* out of ****
(for thematic elements and brief strong language)
Released: December 16, 2016
Runtime: 97 minutes
Director: David Frankel
Starring: Will Smith, Edward Norton, Helen Mirren, Kate Winslet, Kiera Knightly, Michael Peña, Jacob Latimore, Ann Dowd, Naomie Harris
Available to rent through Amazon Video or buy on Blu-ray and DVD. Proceeds from purchases made through these links go to support this blog.
Collateral Beauty is the humanist carbon copy of the Christian-lit phenomenon The Shack. Both are schlocky excuses for parables of grace in the midst of life-crippling grief. The niche Christian Media industry can now boast “Hey, they’re ripping us off for once!”, but at least this tripe isn’t heretical. So there’s that.

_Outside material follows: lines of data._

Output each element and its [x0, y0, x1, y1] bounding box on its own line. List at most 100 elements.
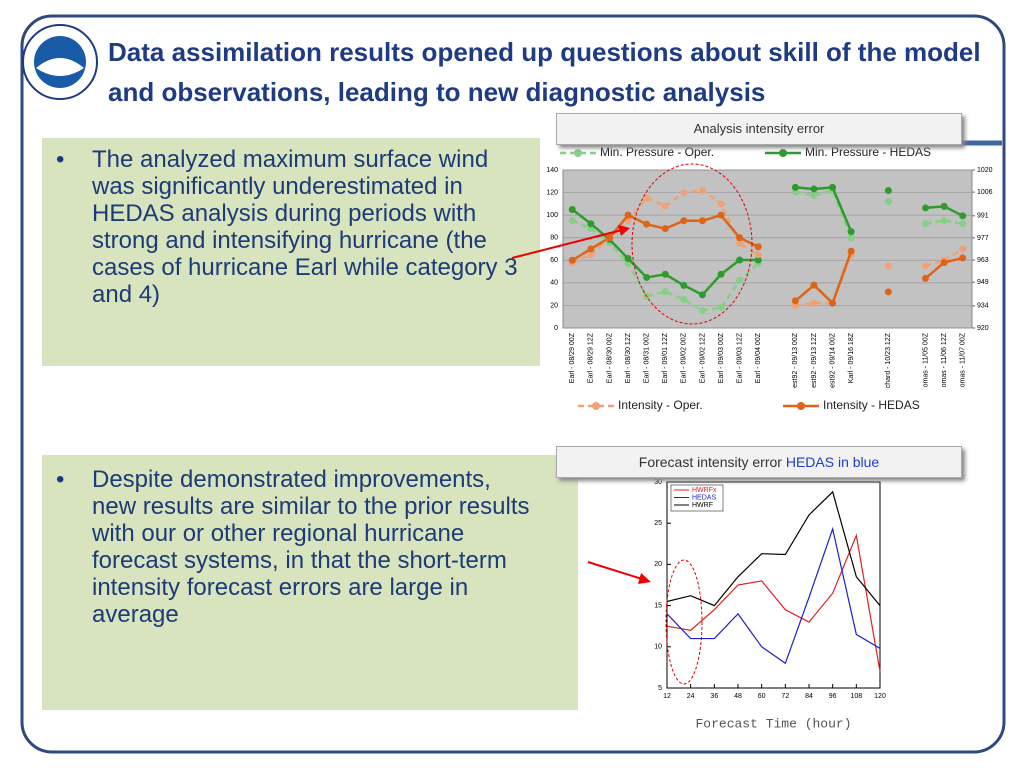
x-tick-label: 48 [734, 693, 742, 700]
point [717, 270, 725, 278]
bullet: The analyzed maximum surface wind was si… [56, 146, 532, 308]
y2-tick-label: 949 [977, 279, 989, 286]
point [717, 200, 725, 208]
chart-title-box: Analysis intensity error [556, 113, 962, 145]
point [568, 256, 576, 264]
x-tick-label: Earl - 08/30 00Z [606, 332, 613, 383]
x-tick-label: 96 [829, 693, 837, 700]
frame [20, 14, 1006, 754]
highlight-ellipse [665, 559, 703, 685]
point [884, 198, 892, 206]
y-tick-label: 5 [658, 685, 662, 692]
point [698, 307, 706, 315]
point [568, 206, 576, 213]
series-line [666, 533, 881, 672]
point [922, 204, 930, 212]
x-tick-label: 36 [710, 693, 718, 700]
point [624, 211, 632, 219]
y-tick-label: 10 [654, 644, 662, 651]
point [884, 187, 892, 195]
x-tick-label: Earl - 09/01 12Z [662, 332, 669, 383]
x-tick-label: omas - 11/07 00Z [960, 332, 967, 387]
arrow-head [638, 573, 651, 584]
y-tick-label: 120 [546, 189, 558, 196]
arrow-head [618, 225, 630, 236]
x-tick-label: omas - 11/05 00Z [922, 332, 929, 387]
chart-title: Forecast intensity error [638, 454, 782, 470]
y-tick-label: 30 [654, 479, 662, 486]
highlight-ellipse [631, 163, 753, 325]
plot-area [666, 481, 881, 689]
legend-label: HWRF [692, 502, 713, 509]
x-tick-label: chard - 10/23 12Z [885, 332, 892, 388]
point [661, 270, 669, 278]
point [847, 228, 855, 236]
legend-label: Intensity - Oper. [618, 398, 703, 412]
y-tick-label: 15 [654, 602, 662, 609]
y-tick-label: 20 [654, 561, 662, 568]
logo-gull [36, 58, 84, 76]
point [959, 212, 967, 220]
y2-tick-label: 1006 [977, 189, 993, 196]
x-tick-label: est92 - 09/14 00Z [829, 332, 836, 388]
x-tick-label: Earl - 09/02 12Z [699, 332, 706, 383]
legend-marker [779, 149, 787, 157]
point [661, 225, 669, 233]
point [959, 245, 967, 253]
point [847, 234, 855, 242]
chart-title: Analysis intensity error [693, 121, 825, 136]
arrow [511, 229, 623, 259]
point [959, 220, 967, 228]
point [661, 288, 669, 296]
point [643, 220, 651, 228]
x-tick-label: 24 [687, 693, 695, 700]
chart-title-box: Forecast intensity error HEDAS in blue [556, 446, 962, 478]
arrow [587, 561, 643, 580]
series-line [666, 526, 881, 665]
y-tick-label: 140 [546, 167, 558, 174]
point [698, 217, 706, 225]
point [680, 189, 688, 197]
point [940, 202, 948, 210]
y-tick-label: 80 [550, 235, 558, 242]
y2-tick-label: 934 [977, 303, 989, 310]
point [736, 256, 744, 264]
point [624, 254, 632, 262]
legend-marker [592, 402, 600, 410]
point [940, 217, 948, 225]
x-tick-label: 108 [850, 693, 862, 700]
point [587, 251, 595, 259]
x-tick-label: Earl - 08/29 00Z [569, 332, 576, 383]
point [791, 297, 799, 305]
point [922, 262, 930, 270]
point [736, 277, 744, 285]
x-tick-label: Earl - 09/02 00Z [681, 332, 688, 383]
slide-title: Data assimilation results opened up ques… [108, 37, 981, 107]
y-tick-label: 60 [550, 257, 558, 264]
series-line [571, 189, 963, 312]
x-tick-label: omas - 11/06 12Z [941, 332, 948, 387]
point [884, 262, 892, 270]
chart-title-note: HEDAS in blue [785, 454, 880, 470]
point [643, 273, 651, 281]
point [959, 254, 967, 262]
point [717, 303, 725, 311]
point [661, 202, 669, 210]
point [810, 185, 818, 193]
point [922, 274, 930, 282]
point [810, 299, 818, 307]
point [847, 247, 855, 255]
point [754, 256, 762, 264]
x-tick-label: 72 [781, 693, 789, 700]
point [587, 220, 595, 228]
series-line [666, 490, 881, 607]
y2-tick-label: 920 [977, 325, 989, 332]
y2-tick-label: 991 [977, 213, 989, 220]
y2-tick-label: 963 [977, 257, 989, 264]
point [680, 296, 688, 304]
x-tick-label: 84 [805, 693, 813, 700]
y-tick-label: 0 [554, 325, 558, 332]
legend-label: Intensity - HEDAS [823, 398, 920, 412]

Will Smith plays Howard, a Madison Avenue advertising guru who’s falling apart during a slow, steady, debilitating breakdown following the death of his young daughter. Instead of being visited upon by unorthodox versions of the Father, Son, and Holy Spirit (as the tormented man in The Shack is), visages of a non-deity trinity comprised of Love, Death, and Time appear to Howard after he’s written and mailed letters to them, crying out for answers. They provide some pat bromides under the guise of profundity, even as the film defensively goes out of its way to tell us how offensive such cliché encouragements can be.
There’s an extra layer to these encounters that the film’s sappy trailers don’t reveal, and it makes the whole premise more intriguing than it first appeared…until the reality of that layer sinks in and you realize this whole mess is even more of a fraud than you initially, cynically suspected.
Constructed on treacly, absurd contrivances meant to reveal hope in tragedy, Collateral Beauty wants to pierce our hearts with a high concept fable that would never actually be possible for anyone to experience. How can one garner comfort from something so patently bogus, let alone extend tear-jerking sympathy toward a wealthy person of financial means and deeply-concerned friends (as opposed to, say, a middle class or low income person of no resources or safety net)?
We’re also spoon-fed lame, faux-philosophical slogans and isms like “What is your ‘Why’?”, along with superficial attempts at clever insight such as spinning the title as a deep, contemplative paradigm shifter on how to perceive the damage (and its wake) that life often wields. Peppering some of these fluffy axioms with profanities is a lame attempt at giving them an “edge”, and doesn’t make them any less cheeseball. Please, just save it all for the pretentious TEDtalk or Inspirational / Leadership conference circuit, okay?
As the film unfolds, its spurious emotional gaslighting bears itself out and even doubles down. The capper insult comes in the closing dénouement of a Shyamalan-lite twist. Despite suggesting something you likely assumed anyway, the implication takes whatever smidgeon of conviction the movie had and then strips itself of the courage to stick even to that.
If you want to see a truthful, unflinching, and cathartic meditation on grief and loss, you need look no further than down the multiplex walkway for Oscar-contender Manchester by the Sea. But if you genuinely want the ridiculously preposterous version then, well, here’s your saccharine feast. Have at.
Honestly, it’s amazing that Hollywood types can peddle this kind of Oprah-fied non-religious spiritual hokum and then have the gall to turn around with a straight face and tell us how to vote.